The 250 came with an IR remote that I'll have to send back with it, and the 500 doesn't include a remote, but I have an RF remote from my ATI 9800 Pro AIW that I'm not using, and it will do fine. And it's a better remote anyway.

So here's where I'm at. Linux is just too hard. I've learned a lot in the last three weeks. And I mean, a lot. I've learned that Linux is very powerful, and yet very frail. Bruce Perens, an open-source advocate and Debian proponent, famously said:
"Well, let's just say, 'if your VCR is still blinking 12:00, you don't
want Linux.'"
And that's certainly true. And maybe even if it isn't blinking 12:00. I wanted Linux to replace my VCR, and I just don't think I can see it through. Frankly, this project has kicked my butt. I can take some butt kicking--I'm used to a certain degree of it, but I've really taken a beating, and I've had precious little reward from the process.

As much as I hate throwing in the towel, I've got certain tasks that I want this system to perform, and I'm not willing to sacrifice them just so that I can say that I run Linux on my PVR instead of Windows. Windows doesn't barf when I try to network it. Windows will let me read, write, and even share my NTFS drive.

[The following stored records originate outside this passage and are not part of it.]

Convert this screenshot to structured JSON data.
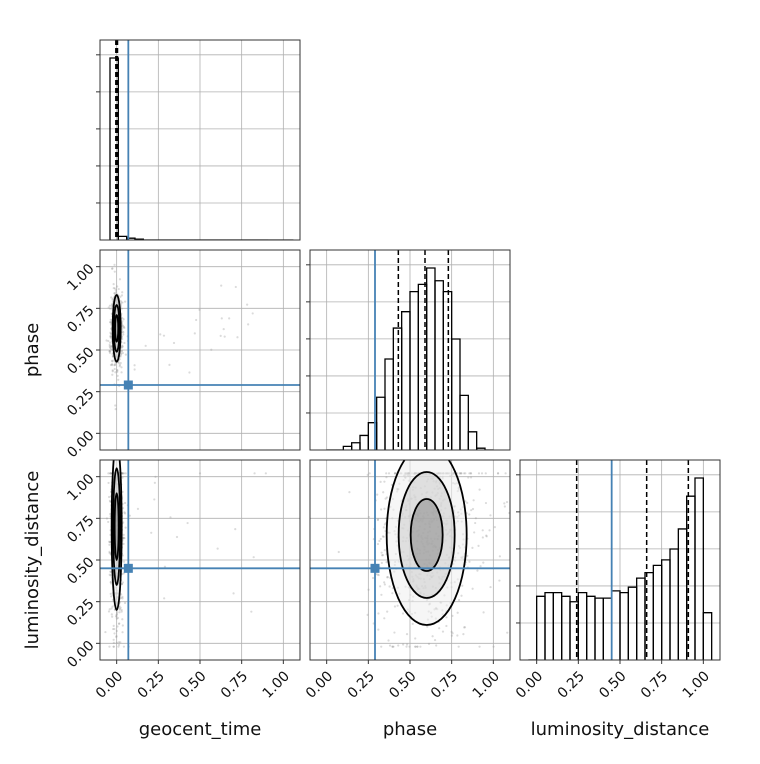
{
  "chart_data": {
    "type": "corner",
    "parameters": [
      "geocent_time",
      "phase",
      "luminosity_distance"
    ],
    "tick_values": [
      0.0,
      0.25,
      0.5,
      0.75,
      1.0
    ],
    "tick_labels": [
      "0.00",
      "0.25",
      "0.50",
      "0.75",
      "1.00"
    ],
    "axis_range": [
      -0.1,
      1.1
    ],
    "grid": true,
    "truth_color": "#4682b4",
    "hist_color": "#000000",
    "truths": {
      "geocent_time": 0.07,
      "phase": 0.29,
      "luminosity_distance": 0.45
    },
    "quantiles": {
      "geocent_time": [
        -0.005,
        0.0,
        0.005
      ],
      "phase": [
        0.43,
        0.59,
        0.73
      ],
      "luminosity_distance": [
        0.24,
        0.66,
        0.91
      ]
    },
    "histograms": {
      "geocent_time": {
        "edges": [
          -0.04,
          0.01,
          0.06,
          0.11,
          0.16,
          0.21,
          0.26,
          0.31,
          0.36,
          0.41,
          0.46,
          0.51,
          0.56,
          0.61,
          0.66,
          0.71,
          0.76,
          0.81,
          0.86,
          0.91,
          1.06
        ],
        "counts": [
          1.0,
          0.02,
          0.01,
          0.005,
          0,
          0,
          0,
          0,
          0,
          0,
          0,
          0,
          0,
          0,
          0,
          0,
          0,
          0,
          0,
          0
        ]
      },
      "phase": {
        "edges": [
          0.0,
          0.05,
          0.1,
          0.15,
          0.2,
          0.25,
          0.3,
          0.35,
          0.4,
          0.45,
          0.5,
          0.55,
          0.6,
          0.65,
          0.7,
          0.75,
          0.8,
          0.85,
          0.9,
          0.95,
          1.0
        ],
        "counts": [
          0,
          0,
          0.02,
          0.04,
          0.08,
          0.15,
          0.29,
          0.5,
          0.67,
          0.76,
          0.87,
          0.91,
          1.0,
          0.93,
          0.87,
          0.61,
          0.3,
          0.1,
          0.01,
          0
        ]
      },
      "luminosity_distance": {
        "edges": [
          -0.05,
          0.0,
          0.05,
          0.1,
          0.15,
          0.2,
          0.25,
          0.3,
          0.35,
          0.4,
          0.45,
          0.5,
          0.55,
          0.6,
          0.65,
          0.7,
          0.75,
          0.8,
          0.85,
          0.9,
          0.95,
          1.0,
          1.05
        ],
        "counts": [
          0,
          0.35,
          0.37,
          0.37,
          0.35,
          0.32,
          0.37,
          0.35,
          0.34,
          0.34,
          0.38,
          0.37,
          0.4,
          0.45,
          0.48,
          0.52,
          0.55,
          0.61,
          0.72,
          0.9,
          1.0,
          0.26
        ]
      }
    },
    "kde": {
      "phase_vs_geocent_time": {
        "center": [
          0.0,
          0.63
        ],
        "spread": [
          0.012,
          0.1
        ]
      },
      "luminosity_distance_vs_geocent_time": {
        "center": [
          0.0,
          0.7
        ],
        "spread": [
          0.015,
          0.25
        ]
      },
      "luminosity_distance_vs_phase": {
        "center": [
          0.6,
          0.65
        ],
        "spread": [
          0.12,
          0.27
        ]
      }
    }
  }
}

And SageTV's users are saying a lot of very nice things about SageTV. I suppose a rather substantial bribe could get me considering the Linux option again. It's not too late...I haven't formatted the Fedora partitions yet. But I'm going to.

I gave Linux an honest, hardcore effort. More effort than I'd give most other projects. I've really worked hard on this one, and part of me doesn't want to let all that work go. Oh well.

There will be further updates. I've given up on Linux, but not the whole project.